African Journal of
Biotechnology

  • Abbreviation: Afr. J. Biotechnol.
  • Language: English
  • ISSN: 1684-5315
  • DOI: 10.5897/AJB
  • Start Year: 2002
  • Published Articles: 12193

Full Length Research Paper

Regression of mouse-derived renal cancer by adoptive transfer of tumor-reactive RNAi-induced TGF-beta-insensitive CD8+ T cells

Bin Song1*, Wei-jun Qin2, Zeng-yue Yang1, Ting-yi Bao1, Xia-Yang3, Fu-li Wang2, Geng Zhang2, An-gang Yang4 and He Wang2
1Department of Urology, Tangdu Hospital, Fourth Military Medical University, Xin Si Road, Xi'an, 710038, China. 2Department of Urology, Xijing Hospital, Fourth Military Medical University, Chang Le West Road 15, Xi'an, 710032, China. 3Department of Division of Medical Service, Tangdu Hospital, Fourth Military Medical University, Xin Si Road, Xi'an, 710038, China. 4Department of Immunology, Fourth Military Medical University, Chang Le West Road 17, Xi'an, 710032, China.
Email: [email protected], [email protected]
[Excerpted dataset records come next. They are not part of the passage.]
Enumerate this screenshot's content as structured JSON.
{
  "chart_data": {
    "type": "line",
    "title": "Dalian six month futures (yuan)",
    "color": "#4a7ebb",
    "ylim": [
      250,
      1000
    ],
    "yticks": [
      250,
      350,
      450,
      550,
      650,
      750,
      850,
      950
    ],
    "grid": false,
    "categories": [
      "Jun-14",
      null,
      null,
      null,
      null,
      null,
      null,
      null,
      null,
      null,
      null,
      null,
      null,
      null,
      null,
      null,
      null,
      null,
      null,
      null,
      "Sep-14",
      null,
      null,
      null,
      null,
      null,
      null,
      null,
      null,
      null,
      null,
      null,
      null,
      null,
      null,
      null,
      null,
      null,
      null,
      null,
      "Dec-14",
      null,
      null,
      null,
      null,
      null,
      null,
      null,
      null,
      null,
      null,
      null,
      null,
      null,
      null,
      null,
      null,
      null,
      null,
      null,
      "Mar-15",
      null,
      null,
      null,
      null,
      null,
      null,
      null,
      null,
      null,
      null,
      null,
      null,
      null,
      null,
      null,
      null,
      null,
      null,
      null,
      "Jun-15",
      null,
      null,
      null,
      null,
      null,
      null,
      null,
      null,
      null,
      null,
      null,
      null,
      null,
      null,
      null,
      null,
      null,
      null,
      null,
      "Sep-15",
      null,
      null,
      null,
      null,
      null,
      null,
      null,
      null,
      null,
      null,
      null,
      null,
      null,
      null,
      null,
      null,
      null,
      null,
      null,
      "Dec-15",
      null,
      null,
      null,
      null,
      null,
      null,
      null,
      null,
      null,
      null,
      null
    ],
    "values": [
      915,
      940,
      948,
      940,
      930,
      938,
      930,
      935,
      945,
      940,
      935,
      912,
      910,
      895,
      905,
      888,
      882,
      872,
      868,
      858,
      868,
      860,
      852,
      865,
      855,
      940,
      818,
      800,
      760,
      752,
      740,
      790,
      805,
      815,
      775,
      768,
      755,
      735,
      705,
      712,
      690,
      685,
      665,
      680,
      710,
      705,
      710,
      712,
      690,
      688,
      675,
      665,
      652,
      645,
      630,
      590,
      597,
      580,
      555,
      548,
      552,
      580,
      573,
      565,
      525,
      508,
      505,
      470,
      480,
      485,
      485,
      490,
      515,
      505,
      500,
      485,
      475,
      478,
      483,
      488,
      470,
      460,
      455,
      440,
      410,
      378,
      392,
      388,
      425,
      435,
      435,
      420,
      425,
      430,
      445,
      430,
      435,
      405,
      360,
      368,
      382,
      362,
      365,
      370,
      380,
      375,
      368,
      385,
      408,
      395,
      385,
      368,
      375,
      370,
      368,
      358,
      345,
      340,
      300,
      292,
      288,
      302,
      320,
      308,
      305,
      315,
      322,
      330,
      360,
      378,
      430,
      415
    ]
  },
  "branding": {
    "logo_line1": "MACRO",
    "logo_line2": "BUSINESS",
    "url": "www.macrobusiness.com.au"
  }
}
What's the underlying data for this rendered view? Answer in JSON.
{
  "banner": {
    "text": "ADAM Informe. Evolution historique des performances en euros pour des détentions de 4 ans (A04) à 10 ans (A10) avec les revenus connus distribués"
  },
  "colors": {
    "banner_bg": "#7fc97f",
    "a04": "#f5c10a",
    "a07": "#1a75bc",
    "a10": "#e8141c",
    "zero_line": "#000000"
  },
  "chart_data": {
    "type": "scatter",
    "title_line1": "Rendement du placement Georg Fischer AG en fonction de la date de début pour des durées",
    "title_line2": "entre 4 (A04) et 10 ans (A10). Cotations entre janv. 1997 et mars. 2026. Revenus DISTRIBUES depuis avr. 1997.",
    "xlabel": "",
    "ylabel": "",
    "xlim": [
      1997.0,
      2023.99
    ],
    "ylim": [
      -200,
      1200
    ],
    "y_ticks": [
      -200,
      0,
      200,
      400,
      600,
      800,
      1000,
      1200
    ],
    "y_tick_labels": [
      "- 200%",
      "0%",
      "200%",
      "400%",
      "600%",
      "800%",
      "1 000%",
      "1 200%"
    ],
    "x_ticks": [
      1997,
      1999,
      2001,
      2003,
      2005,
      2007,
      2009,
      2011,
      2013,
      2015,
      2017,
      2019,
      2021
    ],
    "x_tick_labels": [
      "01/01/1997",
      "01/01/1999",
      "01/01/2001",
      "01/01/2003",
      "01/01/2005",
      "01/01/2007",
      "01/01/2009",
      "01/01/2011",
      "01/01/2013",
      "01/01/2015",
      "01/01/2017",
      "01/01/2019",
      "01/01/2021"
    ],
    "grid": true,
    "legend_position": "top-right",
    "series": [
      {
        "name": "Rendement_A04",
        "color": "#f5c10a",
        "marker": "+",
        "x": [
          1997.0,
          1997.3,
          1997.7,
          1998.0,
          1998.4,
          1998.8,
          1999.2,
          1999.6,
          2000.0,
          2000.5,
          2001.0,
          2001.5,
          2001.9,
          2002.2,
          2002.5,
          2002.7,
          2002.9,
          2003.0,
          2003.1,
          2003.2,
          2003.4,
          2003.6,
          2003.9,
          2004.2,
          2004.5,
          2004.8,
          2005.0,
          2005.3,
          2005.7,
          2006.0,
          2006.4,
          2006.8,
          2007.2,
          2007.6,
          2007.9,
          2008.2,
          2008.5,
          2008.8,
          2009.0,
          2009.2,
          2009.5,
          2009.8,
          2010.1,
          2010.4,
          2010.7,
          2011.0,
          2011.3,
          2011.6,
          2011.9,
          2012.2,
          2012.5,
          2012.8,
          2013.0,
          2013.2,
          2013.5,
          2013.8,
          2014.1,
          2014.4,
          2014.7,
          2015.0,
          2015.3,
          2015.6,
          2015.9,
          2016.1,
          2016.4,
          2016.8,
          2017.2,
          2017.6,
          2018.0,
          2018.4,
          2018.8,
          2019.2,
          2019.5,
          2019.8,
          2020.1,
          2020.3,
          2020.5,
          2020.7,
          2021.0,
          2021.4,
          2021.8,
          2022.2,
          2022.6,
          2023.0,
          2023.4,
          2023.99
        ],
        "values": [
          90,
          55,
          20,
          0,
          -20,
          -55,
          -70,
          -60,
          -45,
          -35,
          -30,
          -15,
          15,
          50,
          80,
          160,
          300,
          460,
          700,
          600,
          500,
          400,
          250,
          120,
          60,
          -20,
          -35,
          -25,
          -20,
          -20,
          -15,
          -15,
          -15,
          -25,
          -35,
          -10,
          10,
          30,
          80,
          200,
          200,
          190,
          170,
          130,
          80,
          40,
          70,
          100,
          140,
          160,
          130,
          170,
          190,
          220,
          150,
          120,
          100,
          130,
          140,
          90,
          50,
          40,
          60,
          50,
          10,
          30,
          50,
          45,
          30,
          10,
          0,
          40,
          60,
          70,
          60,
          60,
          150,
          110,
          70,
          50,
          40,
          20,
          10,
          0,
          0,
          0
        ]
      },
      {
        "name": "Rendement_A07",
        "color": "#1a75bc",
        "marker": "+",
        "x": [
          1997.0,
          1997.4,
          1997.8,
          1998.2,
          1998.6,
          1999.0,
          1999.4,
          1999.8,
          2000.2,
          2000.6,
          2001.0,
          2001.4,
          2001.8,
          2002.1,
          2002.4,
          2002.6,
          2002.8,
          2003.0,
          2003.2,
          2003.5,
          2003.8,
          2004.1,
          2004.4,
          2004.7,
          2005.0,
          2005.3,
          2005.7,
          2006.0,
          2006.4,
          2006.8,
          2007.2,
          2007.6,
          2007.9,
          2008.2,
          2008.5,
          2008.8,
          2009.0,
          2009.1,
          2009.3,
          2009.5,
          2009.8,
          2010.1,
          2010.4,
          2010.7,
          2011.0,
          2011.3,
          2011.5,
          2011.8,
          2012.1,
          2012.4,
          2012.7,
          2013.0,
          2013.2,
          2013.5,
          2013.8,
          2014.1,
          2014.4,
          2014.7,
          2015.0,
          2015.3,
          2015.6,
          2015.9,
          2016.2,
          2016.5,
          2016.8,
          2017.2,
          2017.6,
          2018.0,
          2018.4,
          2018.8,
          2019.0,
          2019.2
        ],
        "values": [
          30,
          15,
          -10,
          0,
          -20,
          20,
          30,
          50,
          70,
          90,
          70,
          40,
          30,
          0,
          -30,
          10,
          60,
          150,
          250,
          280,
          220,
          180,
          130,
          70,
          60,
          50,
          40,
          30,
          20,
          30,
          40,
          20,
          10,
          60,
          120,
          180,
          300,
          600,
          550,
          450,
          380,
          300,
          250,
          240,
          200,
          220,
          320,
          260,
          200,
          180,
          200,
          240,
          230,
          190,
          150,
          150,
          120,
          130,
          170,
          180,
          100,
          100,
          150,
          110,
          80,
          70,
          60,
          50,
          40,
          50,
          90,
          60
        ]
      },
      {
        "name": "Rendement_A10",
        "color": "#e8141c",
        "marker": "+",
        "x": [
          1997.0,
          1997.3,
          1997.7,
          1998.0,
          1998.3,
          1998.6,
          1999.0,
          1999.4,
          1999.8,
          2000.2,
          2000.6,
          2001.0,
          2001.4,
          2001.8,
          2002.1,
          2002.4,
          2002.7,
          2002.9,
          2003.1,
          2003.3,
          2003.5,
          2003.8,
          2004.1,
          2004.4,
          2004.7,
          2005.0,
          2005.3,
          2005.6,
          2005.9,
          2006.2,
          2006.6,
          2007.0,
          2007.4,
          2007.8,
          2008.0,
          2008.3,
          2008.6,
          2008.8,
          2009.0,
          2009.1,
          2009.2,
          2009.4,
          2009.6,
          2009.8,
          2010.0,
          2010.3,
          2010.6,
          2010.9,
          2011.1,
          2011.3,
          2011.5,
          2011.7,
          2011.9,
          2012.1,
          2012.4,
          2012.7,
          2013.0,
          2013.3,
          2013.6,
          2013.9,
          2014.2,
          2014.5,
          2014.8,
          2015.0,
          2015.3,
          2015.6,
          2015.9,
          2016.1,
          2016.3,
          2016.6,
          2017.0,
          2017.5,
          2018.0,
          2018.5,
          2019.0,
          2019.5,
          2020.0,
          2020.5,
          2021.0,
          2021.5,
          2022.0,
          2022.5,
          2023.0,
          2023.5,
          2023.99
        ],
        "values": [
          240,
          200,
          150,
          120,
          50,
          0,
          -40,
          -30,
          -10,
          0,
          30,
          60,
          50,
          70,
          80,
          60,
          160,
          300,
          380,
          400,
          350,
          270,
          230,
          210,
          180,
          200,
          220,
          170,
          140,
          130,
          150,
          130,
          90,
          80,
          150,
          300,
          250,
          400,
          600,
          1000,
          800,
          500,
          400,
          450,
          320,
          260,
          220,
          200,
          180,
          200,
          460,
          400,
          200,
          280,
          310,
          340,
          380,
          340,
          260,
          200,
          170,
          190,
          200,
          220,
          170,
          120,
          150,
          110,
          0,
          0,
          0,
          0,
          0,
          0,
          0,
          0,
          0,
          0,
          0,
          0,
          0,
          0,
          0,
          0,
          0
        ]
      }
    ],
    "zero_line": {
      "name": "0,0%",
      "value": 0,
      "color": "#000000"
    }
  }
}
  •  Published: 31 August 2010

Abstract

Transforming growth factor beta (TGF-beta) is a potent immunosuppressant. The present study was conducted to develop a treatment strategy through adoptive transfer of tumor-reactive RNAi-induced TGF-beta-insensitive CD8+ T cells. BALB/c mice were primed with irradiated Renca cells. CD8+ T cells were isolated from the spleen of primed animals, expanded ex vivo and were rendered TGF-beta-insensitive by infecting with a retrovirus containing shRNA to mouse TGF-beta type II receptor gene (MSCV-shRNA-T). Control CD8+ T cells consist of those infected with retroviruses containing shRNA to non specific gene (MSCV-shRNA-N) and naive CD8+ T cells. The effect of all groups of CD8+ T cells on Renca cells were analyzed by semi-quantitative RT-PCR, Western-blot, in vitro and in vivo assay. MSCV-shRNA-T group of CD8+ T cells were resistant to the antiproliferative effect of exogenous TGF-beta, while control groups were not. Results of Western blot showed the Smad pathway was disrupted in MSCV-shRNA-T group, which confirmed the blockade of the signal transduction pathway. In vitro cytotoxic assay revealed that these tumor-reactive, TGF-beta-insensitive CD8+ T cells killed Renca cells specifically and strongly. Adoptive transfer of these MSCV-shRNA-T CD8+ T cells to BALB/c tumor-bearing mice showed strong tumor-specific cytotoxic T lymphocyte responses and antitumor immunity against Renca renal cancer. Based on these results, we predict that adoptive transfer of tumor-reactive RNAi-induced TGF-beta-insensitive CD8+ T cells may be effective to renal cancer therapy.

 

Key words: Transforming growth factor beta, adoptive transfer, RNA interference, renal cancer, renca cells, immunotherapy.

Abbreviation

CM, Complete medium; CTL, cytotoxic thymus lymphocyte; FBS,fetal bovine serum; GFP, green fluorescent protein; TGF-ß, transforming growth factor beta; Renca, mouse-derived renal cancer; TßRI, type I TGF-ß receptor;TßRII, type II TGF-ß receptor; TßRIII, type III TGF-ß receptor; RNAi, RNA interference; GAPDH, glyceraldehyde-3-phosphate-dehydrogenase; MHC, major histocompatibility complex; MSCV, murine stem cell virus; DMEM, dulbecco's modification of eagle's medium; RT-PCR, reverse transcription-polymerase chain reaction.